Belanghebbende heeft in 1998 een hotel gekocht voor € 453.780. In 2002 heeft belanghebbende het hotel verkocht voor € 1.300.000. De door de verkoper betaalde waarborgsom van € 650.000 in contanten is door belanghebbende gestort op een eigen rekening. De bank heeft in verband met deze storting een melding gedaan op grond van de (voormalige) Wet ongebruikelijk transacties. Vanwege de onduidelijkheid omtrent de herkomst van het geld is een opsporingsonderzoek ingesteld. Na onderzoek is het niet mogelijk gebleken om gegevens van de koper van het hotel te achterhalen. De inspecteur is van mening dat de door belanghebbende ontvangen ‘waarborgsom’ van € 650.0000 inkomen uit werk en woning vormt en heeft om die reden over het jaar 2002 een navorderingsaanslag inkomstenbelasting opgelegd, alsmede, een vergrijpboete van 100% (€ 326.522).

Door het Hof zijn enkele scenario’s onderzocht. Het Hof concludeert dat belanghebbende in alle denkbare scenario’s de vereiste aangifte niet heeft gedaan. Het Hof overweegt dat belanghebbende opzettelijk een zowel absoluut als relatief bezien omvangrijk belastingbedrag niet heeft aangegeven. Van willekeur bij het opleggen van de navorderingsaanslag is volgens het Hof geen sprake. Geconcludeerd wordt dat belanghebbende opzettelijk onjuist aangifte heeft gedaan door het bedrag van € 650.000 in het geheel niet in de aangifte te vermelden.

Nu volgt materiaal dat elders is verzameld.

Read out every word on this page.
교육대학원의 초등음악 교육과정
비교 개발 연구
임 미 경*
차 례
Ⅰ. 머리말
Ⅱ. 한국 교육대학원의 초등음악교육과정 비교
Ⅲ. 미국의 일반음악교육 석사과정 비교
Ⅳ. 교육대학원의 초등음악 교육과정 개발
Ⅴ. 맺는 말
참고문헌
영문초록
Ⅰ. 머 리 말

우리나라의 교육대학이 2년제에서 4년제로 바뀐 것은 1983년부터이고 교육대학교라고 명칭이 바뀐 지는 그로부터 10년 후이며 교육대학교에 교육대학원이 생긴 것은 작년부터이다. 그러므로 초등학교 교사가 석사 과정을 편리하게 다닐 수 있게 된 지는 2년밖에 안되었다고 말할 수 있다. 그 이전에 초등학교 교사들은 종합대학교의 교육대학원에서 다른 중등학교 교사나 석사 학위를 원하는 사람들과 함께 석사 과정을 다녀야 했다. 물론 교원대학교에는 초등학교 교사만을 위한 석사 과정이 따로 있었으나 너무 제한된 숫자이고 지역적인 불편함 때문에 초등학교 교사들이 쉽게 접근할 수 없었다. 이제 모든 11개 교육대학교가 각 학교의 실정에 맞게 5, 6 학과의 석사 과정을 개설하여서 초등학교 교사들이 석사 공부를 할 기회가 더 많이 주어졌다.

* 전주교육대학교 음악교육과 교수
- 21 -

Ten aanzien van de boete acht het Hof aannemelijk dat belanghebbende de verkooptransactie met betrekking tot het hotel heeft gefingeerd om de belaste inkomsten van € 650.000 te verhullen. Het Hof vervolgt met de overweging dat deze inkomsten op een listige wijze zijn verzwegen voor de inspecteur zodat een boete van 100% passend en geboden wordt geacht. In het feit dat er wel onzekerheid is over het jaar of de jaren waarin het bedrag is vergaard en in het feit dat de hoogte van de verschuldigde belasting is vastgesteld met toepassing van omkering van de bewijslast, ziet het Hof aanleiding de boete met 10% te matigen tot een bedrag van € 293.896.